Positive Negative Man
CPR Records (email@example.com)
With a name that sounds like the title of a They Might Be Giants song, it’s hardly surprising that Positive Negative Man presents a kind of chaotic and dissonant front. Oh, that’s not an insult, hell no. The songs are borderline No Wave (closer to Mars than Teenage Jesus and the Jerks), but one of the aspects I find interesting is that with all the noise, it’s all done with standard rock’n’roll equipment (guitar, bass, drum, voice), yet there are enough squelches to keep any electro fan happy. Most of the vocals are pretty straightforward as are the core of the songs; they’re just played over the racket. They refer to themselves as a “post-punk pop experiment,” and I would not argue with that at all. Sometimes it’s the guitar as lead destructor, other times it’s the bass, such as with “The Ice Queen of Space.” Though no two songs are alike, their approach seems to be, though.
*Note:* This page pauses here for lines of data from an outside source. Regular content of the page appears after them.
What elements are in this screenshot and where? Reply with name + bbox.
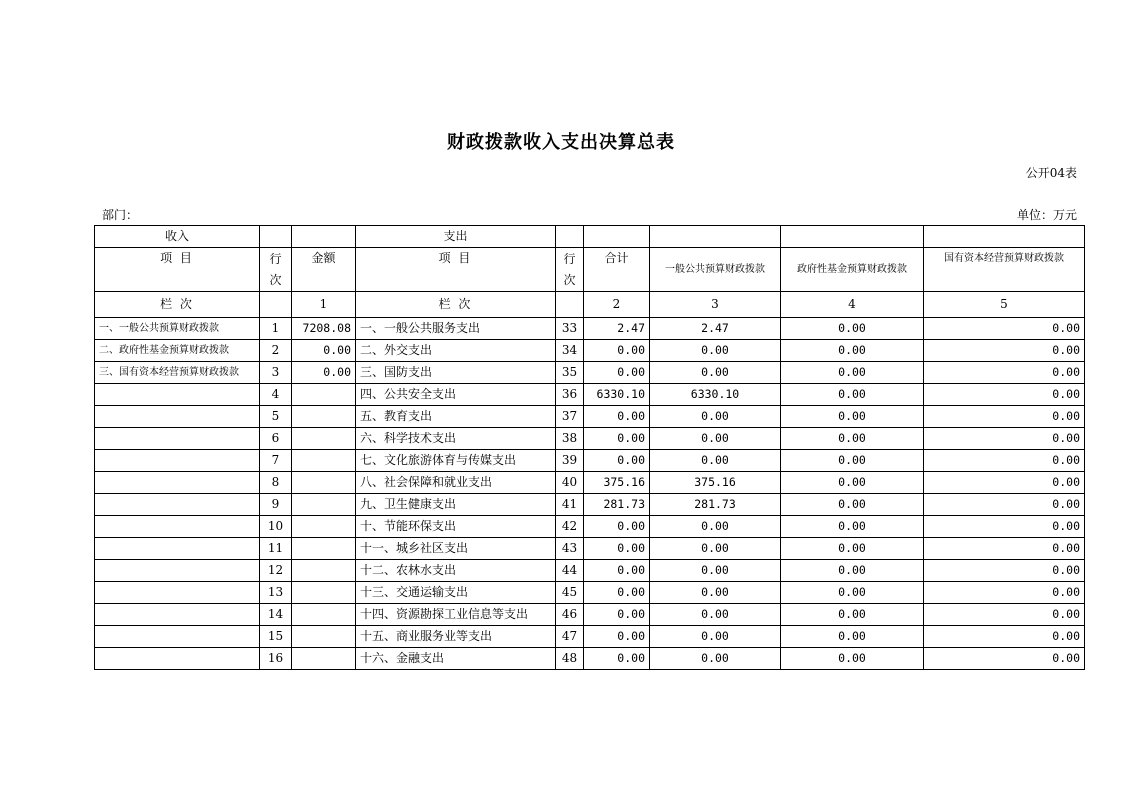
total-cell: 281.73 — [584, 494, 650, 516]
expense-row-no-cell: 46 — [556, 604, 584, 626]
fund-budget-cell: 0.00 — [781, 648, 924, 670]
total-cell: 375.16 — [584, 472, 650, 494]
income-row-no-cell: 4 — [260, 384, 292, 406]
table-row — [95, 318, 1085, 340]
income-row-no-cell: 12 — [260, 560, 292, 582]
income-amount-cell — [292, 384, 356, 406]
total-cell: 0.00 — [584, 450, 650, 472]
total-cell: 2.47 — [584, 318, 650, 340]
income-row-no-cell: 7 — [260, 450, 292, 472]
expense-row-no-cell: 39 — [556, 450, 584, 472]
table-row — [95, 582, 1085, 604]
income-amount-cell — [292, 626, 356, 648]
fund-budget-cell: 0.00 — [781, 362, 924, 384]
total-cell: 0.00 — [584, 626, 650, 648]
expense-item-cell: 二、外交支出 — [356, 340, 556, 362]
fund-budget-cell: 0.00 — [781, 318, 924, 340]
income-item-header: 项 目 — [95, 248, 260, 292]
expense-row-no-cell: 36 — [556, 384, 584, 406]
income-amount-cell — [292, 428, 356, 450]
table-row — [95, 362, 1085, 384]
expense-row-no-cell: 44 — [556, 560, 584, 582]
expense-row-no-cell: 41 — [556, 494, 584, 516]
income-amount-cell — [292, 472, 356, 494]
expense-item-cell: 七、文化旅游体育与传媒支出 — [356, 450, 556, 472]
state-capital-cell: 0.00 — [924, 450, 1085, 472]
state-capital-cell: 0.00 — [924, 472, 1085, 494]
income-item-cell — [95, 604, 260, 626]
total-cell: 0.00 — [584, 406, 650, 428]
expense-item-cell: 十二、农林水支出 — [356, 560, 556, 582]
table-row — [95, 626, 1085, 648]
general-budget-cell: 0.00 — [650, 406, 781, 428]
total-cell: 0.00 — [584, 340, 650, 362]
income-row-no-header: 行次 — [260, 248, 292, 292]
page-title: 财政拨款收入支出决算总表 — [447, 132, 675, 153]
general-budget-cell: 0.00 — [650, 560, 781, 582]
income-row-no-cell: 10 — [260, 516, 292, 538]
state-capital-cell: 0.00 — [924, 538, 1085, 560]
fund-budget-cell: 0.00 — [781, 450, 924, 472]
general-budget-cell: 0.00 — [650, 428, 781, 450]
table-row — [95, 538, 1085, 560]
income-row-no-cell: 3 — [260, 362, 292, 384]
state-capital-cell: 0.00 — [924, 626, 1085, 648]
income-item-cell — [95, 582, 260, 604]
total-cell: 6330.10 — [584, 384, 650, 406]
expense-item-cell: 十、节能环保支出 — [356, 516, 556, 538]
general-budget-cell: 0.00 — [650, 582, 781, 604]
col-number-3: 3 — [650, 292, 781, 318]
income-amount-cell: 7208.08 — [292, 318, 356, 340]
income-row-no-cell: 6 — [260, 428, 292, 450]
general-budget-cell: 0.00 — [650, 450, 781, 472]
income-amount-cell — [292, 648, 356, 670]
state-capital-cell: 0.00 — [924, 604, 1085, 626]
state-capital-header: 国有资本经营预算财政拨款 — [924, 248, 1085, 292]
expense-row-no-cell: 37 — [556, 406, 584, 428]
fund-budget-cell: 0.00 — [781, 428, 924, 450]
state-capital-cell: 0.00 — [924, 406, 1085, 428]
income-item-cell — [95, 450, 260, 472]
form-number: 公开04表 — [1025, 166, 1077, 180]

While this may not exactly be my playlist style, and I did have trouble making out most of the lyrics, the last song, “Just Don’t Think” is extremely catchy and has lasted with me well beyond the initial playing.
Sidney Green Street Band
www.facebook.com/sidneygreenstreetband/The meaning of the title is that half the songs on the CD are recorded in a studio in Brooklyn, and half are recorded live at the Great Notch Inn, in Little Falls, NJ, at 12 in total. These guys do a bit of country rock but more on the AOR spectrum. That being said, the first song on the studio side is a bit different than the rest, focused on “Muscle Shoals” studio releases. Then the country kicks in with the cleverly named “Last Beer and Testament” and the heartbreak-focused “One Alone.” After a lusty “Next Time,” they turn a bit towards the bluesy “Don’t Make That Girl Cry.” The last cut on this “side” is the overlong but decent Southern Rocker “Stayin’ All Night.” Most of the live cuts are enjoyable country rock. There is a strong emphasis on all the songs of electric guitar. If you’re into this kind of sound, I doubt you’ll be disappointed.